Consider a 3-year phase-in by not increasing base pay through raises. More than make up the difference in available variable pay. Directors will now have more incentive to hit their sales numbers.
This is a difficult change in both sales leadership and culture. You may have to make significant leadership changes.
Situation: The Company wants to expand its sales force by adding “diamonds in the rough” – hungry individuals motivated by a high commission/low salary opportunity with high total compensation potential. How can they find these individuals?
Advice from the CEOs:
Hire “out of school” and use a good sales assessment tool to evaluate which candidates have the right attitude and skill set to succeed. Create a career path through a lower paid inside sales position to eventual higher paid outside sales position while the individual gets up to speed understanding your technology and as they develop sales skills. This helps to generate revenue to cover costs while developing new sales candidates.
Accept that you will likely experience turnover hiring candidates out of school. High commission sales forces in other industries deal with 85% turnover over 3 years to find “keepers.” This may be a significantly higher level of turn-over than you are used to in other positions.
Look to sales job fairs and Craig’s List for candidates.
Give your current sales people a bonus for referring friends or acquaintances who will stay with you for 6 or 12 months. Pay out theses bonuses over times.
Find a good sales recruiter to find experienced high-producers in industries with a similar product sale.
The appeal to these individuals is a high earnings opportunity combined with the chance to sell a sexy product.
Because these people will already be high earners, you may have to create a draw system so that they do not have to make too great an earnings sacrifice by switching to your Company.
Situation: The Company created five customer-centered divisions headed by Business Development Managers (BDMs) who oversee project management as well as business development in their markets. A year after implementation, the BDMs are more focused on managing their teams than on developing new business. How can we enhance focus on business development?
Advice from the CEOs:
Your BDMs are technicians; business development (BD) isn’t their strength.
People gravitate toward important/urgent activities in their comfort zone.
Supplement your staff with people who have a proven talent for business development.

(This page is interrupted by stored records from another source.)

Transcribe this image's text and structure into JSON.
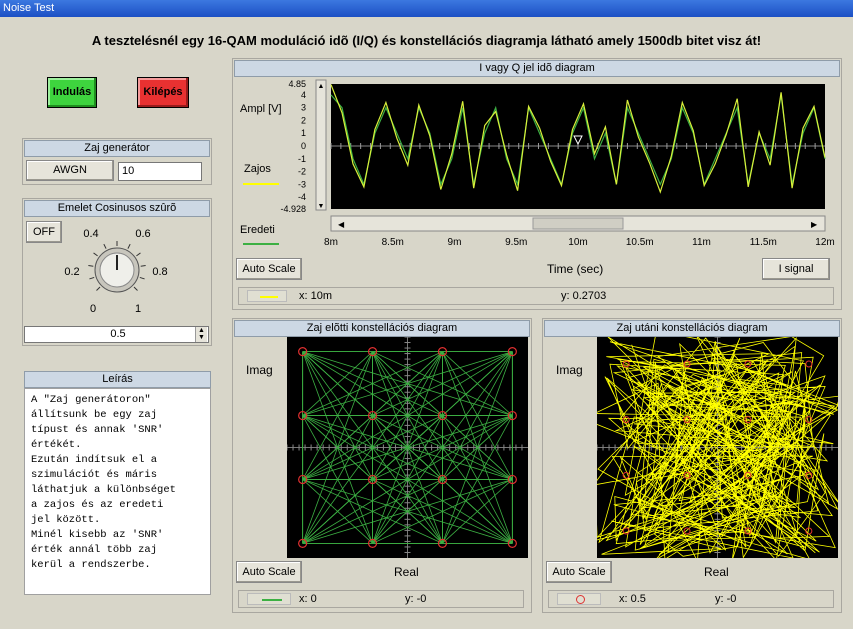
{
  "window": {
    "title": "Noise Test"
  },
  "headline": "A tesztelésnél egy 16-QAM moduláció idõ (I/Q) és konstellációs diagramja látható amely 1500db bitet visz át!",
  "buttons": {
    "start": "Indulás",
    "exit": "Kilépés"
  },
  "noise_generator": {
    "title": "Zaj generátor",
    "type": "AWGN",
    "snr": "10"
  },
  "filter": {
    "title": "Emelet Cosinusos szûrõ",
    "toggle": "OFF",
    "knob_labels": [
      "0",
      "0.2",
      "0.4",
      "0.6",
      "0.8",
      "1"
    ],
    "value": "0.5",
    "knob_level": 0.5
  },
  "description": {
    "title": "Leírás",
    "text": "A \"Zaj generátoron\"\nállítsunk be egy zaj\ntípust és annak 'SNR'\nértékét.\nEzután indítsuk el a\nszimulációt és máris\nláthatjuk a különbséget\na zajos és az eredeti\njel között.\nMinél kisebb az 'SNR'\nérték annál több zaj\nkerül a rendszerbe."
  },
  "time_plot": {
    "title": "I vagy Q jel idõ diagram",
    "ylabel": "Ampl [V]",
    "xlabel": "Time (sec)",
    "legend_noisy": "Zajos",
    "legend_original": "Eredeti",
    "autoscale": "Auto Scale",
    "signal_button": "I signal",
    "cursor_x": "x: 10m",
    "cursor_y": "y: 0.2703",
    "colors": {
      "noisy": "#ffff00",
      "original": "#3cb043",
      "bg": "#000000"
    }
  },
  "const_before": {
    "title": "Zaj elõtti konstellációs diagram",
    "ylabel": "Imag",
    "xlabel": "Real",
    "autoscale": "Auto Scale",
    "cursor_x": "x: 0",
    "cursor_y": "y: -0"
  },
  "const_after": {
    "title": "Zaj utáni konstellációs diagram",
    "ylabel": "Imag",
    "xlabel": "Real",
    "autoscale": "Auto Scale",
    "cursor_x": "x: 0.5",
    "cursor_y": "y: -0"
  },
  "chart_data": [
    {
      "type": "line",
      "title": "I vagy Q jel idõ diagram",
      "xlabel": "Time (sec)",
      "ylabel": "Ampl [V]",
      "xlim": [
        0.008,
        0.012
      ],
      "ylim": [
        -4.928,
        4.85
      ],
      "x_tick_labels": [
        "8m",
        "8.5m",
        "9m",
        "9.5m",
        "10m",
        "10.5m",
        "11m",
        "11.5m",
        "12m"
      ],
      "y_tick_labels": [
        "4.85",
        "4",
        "3",
        "2",
        "1",
        "0",
        "-1",
        "-2",
        "-3",
        "-4",
        "-4.928"
      ],
      "series": [
        {
          "name": "Eredeti",
          "values": [
            4,
            3,
            -1,
            -3,
            1,
            3,
            1,
            -1,
            3,
            1,
            -3,
            -1,
            3,
            -3,
            1,
            3,
            -1,
            -3,
            3,
            1,
            -1,
            -3,
            1,
            3,
            -1,
            1,
            -3,
            3,
            1,
            -1,
            -3,
            -1,
            3,
            1,
            -3,
            -1,
            1,
            3,
            -3,
            1,
            -1,
            4,
            -3,
            1,
            3,
            -1
          ]
        },
        {
          "name": "Zajos",
          "values": [
            4.8,
            2.6,
            -1.4,
            -3.2,
            1.3,
            3.4,
            0.6,
            -1.5,
            3.2,
            0.8,
            -3.4,
            -0.6,
            3.5,
            -3.3,
            1.6,
            2.7,
            -0.7,
            -3.5,
            3.1,
            1.4,
            -1.2,
            -3.1,
            1.3,
            3.3,
            -0.6,
            1.5,
            -3.0,
            3.6,
            0.7,
            -1.3,
            -3.6,
            -0.8,
            3.4,
            1.2,
            -3.1,
            -1.4,
            0.9,
            3.7,
            -3.2,
            1.1,
            -1.5,
            4.2,
            -3.3,
            1.4,
            3.1,
            -0.9
          ]
        }
      ]
    },
    {
      "type": "scatter",
      "title": "Zaj elõtti konstellációs diagram",
      "xlabel": "Real",
      "ylabel": "Imag",
      "xlim": [
        -4,
        4
      ],
      "ylim": [
        -4,
        4
      ],
      "series": [
        {
          "name": "Eredeti",
          "points": [
            [
              -3,
              3
            ],
            [
              -1,
              3
            ],
            [
              1,
              3
            ],
            [
              3,
              3
            ],
            [
              -3,
              1
            ],
            [
              -1,
              1
            ],
            [
              1,
              1
            ],
            [
              3,
              1
            ],
            [
              -3,
              -1
            ],
            [
              -1,
              -1
            ],
            [
              1,
              -1
            ],
            [
              3,
              -1
            ],
            [
              -3,
              -3
            ],
            [
              -1,
              -3
            ],
            [
              1,
              -3
            ],
            [
              3,
              -3
            ]
          ]
        }
      ]
    },
    {
      "type": "scatter",
      "title": "Zaj utáni konstellációs diagram",
      "xlabel": "Real",
      "ylabel": "Imag",
      "xlim": [
        -4,
        4
      ],
      "ylim": [
        -4,
        4
      ],
      "series": [
        {
          "name": "Zajos",
          "noise_spread": 1.1,
          "count": 300
        }
      ]
    }
  ]
}
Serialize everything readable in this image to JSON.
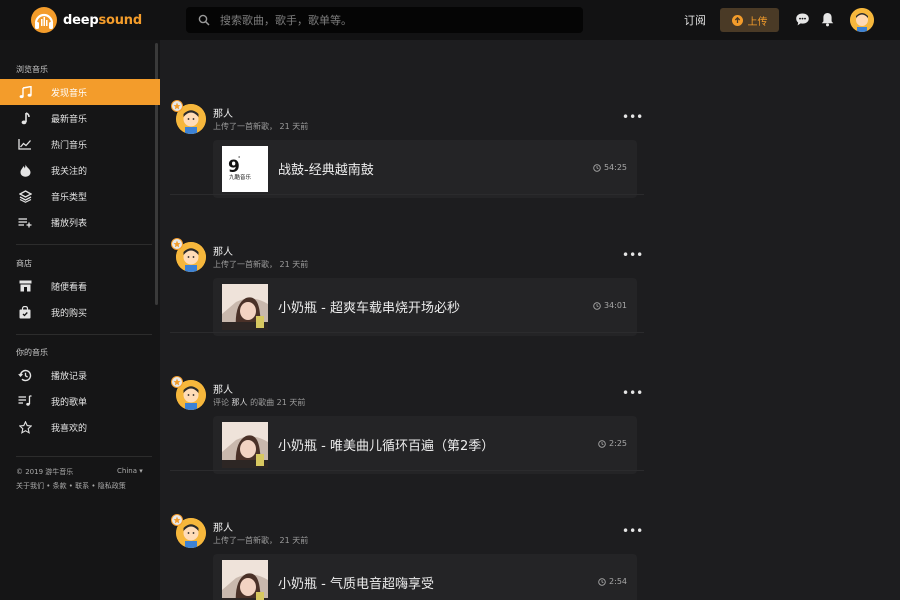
{
  "brand": {
    "name_plain": "deep",
    "name_accent": "sound"
  },
  "search": {
    "placeholder": "搜索歌曲，歌手，歌单等。"
  },
  "topbar": {
    "subscribe_label": "订阅",
    "upload_label": "上传"
  },
  "sidebar": {
    "sections": [
      {
        "title": "浏览音乐"
      },
      {
        "title": "商店"
      },
      {
        "title": "你的音乐"
      }
    ],
    "items": [
      {
        "label": "发现音乐",
        "icon": "music-note-icon",
        "active": true
      },
      {
        "label": "最新音乐",
        "icon": "single-note-icon"
      },
      {
        "label": "热门音乐",
        "icon": "trending-chart-icon"
      },
      {
        "label": "我关注的",
        "icon": "fire-drop-icon"
      },
      {
        "label": "音乐类型",
        "icon": "layers-icon"
      },
      {
        "label": "播放列表",
        "icon": "playlist-add-icon"
      },
      {
        "label": "随便看看",
        "icon": "store-icon"
      },
      {
        "label": "我的购买",
        "icon": "shopping-bag-icon"
      },
      {
        "label": "播放记录",
        "icon": "history-icon"
      },
      {
        "label": "我的歌单",
        "icon": "queue-music-icon"
      },
      {
        "label": "我喜欢的",
        "icon": "star-icon"
      }
    ],
    "footer": {
      "copyright": "© 2019 游牛音乐",
      "region": "China",
      "links": "关于我们 • 条款 • 联系 • 隐私政策"
    }
  },
  "feed": {
    "posts": [
      {
        "user": "那人",
        "action": "上传了一首新歌，",
        "ago": "21 天前",
        "track_title": "战鼓-经典越南鼓",
        "duration": "54:25",
        "cover": "logo-9",
        "cover_text": "九酷音乐"
      },
      {
        "user": "那人",
        "action": "上传了一首新歌，",
        "ago": "21 天前",
        "track_title": "小奶瓶 - 超爽车载串烧开场必秒",
        "duration": "34:01",
        "cover": "photo"
      },
      {
        "user": "那人",
        "action": "评论",
        "target_user": "那人",
        "target_suffix": "的歌曲",
        "ago": "21 天前",
        "track_title": "小奶瓶 - 唯美曲儿循环百遍（第2季）",
        "duration": "2:25",
        "cover": "photo"
      },
      {
        "user": "那人",
        "action": "上传了一首新歌，",
        "ago": "21 天前",
        "track_title": "小奶瓶 - 气质电音超嗨享受",
        "duration": "2:54",
        "cover": "photo"
      }
    ]
  },
  "colors": {
    "accent": "#f39c2b",
    "topbar": "#121213",
    "sidebar": "#151516",
    "background": "#1d1d1f",
    "card": "#242426"
  }
}
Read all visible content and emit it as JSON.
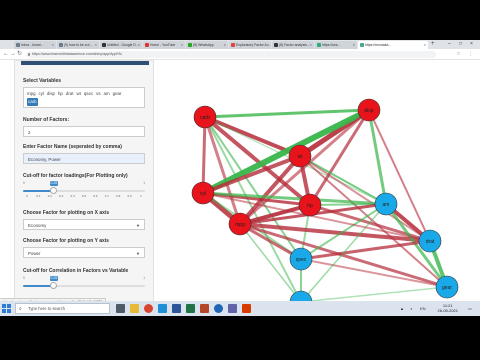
{
  "browser": {
    "tabs": [
      {
        "label": "Inbox - kmari..."
      },
      {
        "label": "(9) how to be a d..."
      },
      {
        "label": "Untitled - Google D..."
      },
      {
        "label": "Home - YouTube"
      },
      {
        "label": "(8) WhatsApp"
      },
      {
        "label": "Exploratory Factor A..."
      },
      {
        "label": "(8) Factor analysis..."
      },
      {
        "label": "https://ses..."
      },
      {
        "label": "https://renutaka..."
      }
    ],
    "new_tab": "+",
    "url": "https://www.learnwithdatascience.com/shiny/app/AppFA/",
    "status_url": "https://www.learnwithdatascience.com/shiny/app/AppFA/#tabSetUG38"
  },
  "sidebar": {
    "select_variables": {
      "label": "Select Variables",
      "chips": [
        "mpg",
        "cyl",
        "disp",
        "hp",
        "drat",
        "wt",
        "qsec",
        "vs",
        "am",
        "gear",
        "carb"
      ],
      "selected": "carb"
    },
    "num_factors": {
      "label": "Number of Factors:",
      "value": "2"
    },
    "factor_names": {
      "label": "Enter Factor Name (seperated by comma)",
      "value": "Economy, Power"
    },
    "cutoff_loadings": {
      "label": "Cut-off for factor loadings(For Plotting only)",
      "min": "0",
      "max": "1",
      "value": "0.25",
      "fraction": 0.25,
      "ticks": [
        "0",
        "0.1",
        "0.2",
        "0.3",
        "0.4",
        "0.5",
        "0.6",
        "0.7",
        "0.8",
        "0.9",
        "1"
      ]
    },
    "x_axis": {
      "label": "Choose Factor for plotting on X axis",
      "value": "Economy"
    },
    "y_axis": {
      "label": "Choose Factor for plotting on Y axis",
      "value": "Power"
    },
    "cutoff_corr": {
      "label": "Cut-off for Correlation in Factors vs Variable",
      "min": "0",
      "max": "1",
      "value": "0.25",
      "fraction": 0.25
    }
  },
  "network": {
    "node_colors": {
      "red": "#e8131b",
      "blue": "#1aa9e8"
    },
    "edge_colors": {
      "negative": "#b52c3a",
      "positive": "#39b54a"
    },
    "nodes": [
      "carb",
      "disp",
      "wt",
      "cyl",
      "hp",
      "mpg",
      "am",
      "qsec",
      "drat",
      "gear",
      "vs"
    ]
  },
  "taskbar": {
    "search_placeholder": "Type here to search",
    "time": "11:21",
    "date": "26-05-2021"
  }
}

You may not need 5 people – 2 or 3 may be sufficient to support the BDMs.
What if our customers demand technical expertise in business development personnel?
Make category expertise a requirement when hiring, in addition to experience in BD.
There are specific traits that characterize successful BD personnel. Specify these traits in your hiring process and verify these abilities in candidates both by testing for these traits and through reference checks. The Sandler Organization has good tests for BD talent.
The BDMs are responsible for coordinating bidding and pricing. Should this responsibility be handed over to the new BD personnel?
Not completely. You have two options.
Require BD personnel to coordinate with the BDMs when it comes to pricing and project delivery, and/or
If you determine that the BD personnel need to be able to negotiate pricing on their own, tie their commission compensation 100% to margin on projects bid.